I had done something in this direction using a camera some time ago. It's frame frequency was low and the blinking frequency was also low. Now I am more thinking of something like 10 kHz.

The method seems to be interesting, because a beacon can be build cheaply and the hardware on board of the robot seems also to be very simple, if the P2 can do a lot.

Of course wondering about resolution and possible range.
Cheers Christof

Comments

  • banjobanjo Posts: 476

    While not same as you are planning, at least it might give you some ideas: Earlier this year I used modulated IR for navigation in a straight line, see this discussion (you were also participating): https://forums.parallax.com/discussion/comment/1566360/#Comment_1566360
    I got a lot of help from @JonnyMac so kudos to him.

  • RaymanRayman Posts: 15,886

    Hmm... Maybe one would want to use a camera to localize the beacon? In that case would want to use very low frequency, <<60Hz...

  • @banjo said:
    While not same as you are planning, at least it might give you some ideas: Earlier this year I used modulated IR for navigation in a straight line, see this discussion (you were also participating): https://forums.parallax.com/discussion/comment/1566360/#Comment_1566360
    I got a lot of help from @JonnyMac so kudos to him.

    Thank you! There are indeed some valuable hints in your thread!

  • @Rayman said:
    Hmm... Maybe one would want to use a camera to localize the beacon? In that case would want to use very low frequency, <<60Hz...

    Thanks! Yes, a camera is a possibility. I actually have done some experiments. https://forums.parallax.com/discussion/175897/thoughts-about-robot-navigation-using-blinking-beacons-and-camera-s#latest
    In my opinion P2 is not really matching to cameras. Not enough RAM. Also I had problems controlling the camera when brightness was low. The camera then switched to a very slow frame rate.

    Idea now is to use the onboard possibilities of the microcontroller with minimal external hardware.

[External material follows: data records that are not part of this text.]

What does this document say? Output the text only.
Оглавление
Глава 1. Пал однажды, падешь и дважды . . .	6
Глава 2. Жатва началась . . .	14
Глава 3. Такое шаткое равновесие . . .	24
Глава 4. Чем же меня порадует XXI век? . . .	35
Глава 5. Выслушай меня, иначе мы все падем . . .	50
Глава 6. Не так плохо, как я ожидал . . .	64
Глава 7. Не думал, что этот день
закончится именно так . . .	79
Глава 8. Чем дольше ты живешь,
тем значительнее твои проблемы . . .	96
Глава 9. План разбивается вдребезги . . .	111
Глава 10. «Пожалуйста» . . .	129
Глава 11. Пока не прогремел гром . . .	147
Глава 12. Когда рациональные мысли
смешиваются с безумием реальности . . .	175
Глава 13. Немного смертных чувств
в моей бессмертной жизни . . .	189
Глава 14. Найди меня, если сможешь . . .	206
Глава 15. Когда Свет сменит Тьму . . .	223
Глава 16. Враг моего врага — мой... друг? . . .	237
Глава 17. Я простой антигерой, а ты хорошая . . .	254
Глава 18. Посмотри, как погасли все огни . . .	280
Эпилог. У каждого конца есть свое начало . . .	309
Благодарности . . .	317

    • P2 has an ADC, quite good for AC voltage,
    • a core can be dedicated to analyse the signal.
    • A Goertzel filter for one frequency does need only minimal RAM.
    • I already learned, that P2 can indeed receive a long wave (77kHz) radio signal in all of this other stuff in the aether.
  • Made a funny first measurement. Wanted to know if a LDR D=5mm might work here. LDRs are slow but I don't know how slow.
    So I varied frequency and up to 500Hz it gives reasonable signal.
    Sender is a bright yellow 5mm LED.
    At a distance of 7cm I can see the 500Hz at some 3mV.rms in the FFT of my scope.
    This seems to work better than my selfmade fototransistor which is a BC107 with a metal cap that was sawn off many years ago. :-)

    Perhaps I should try a small solar cell as area seems to help?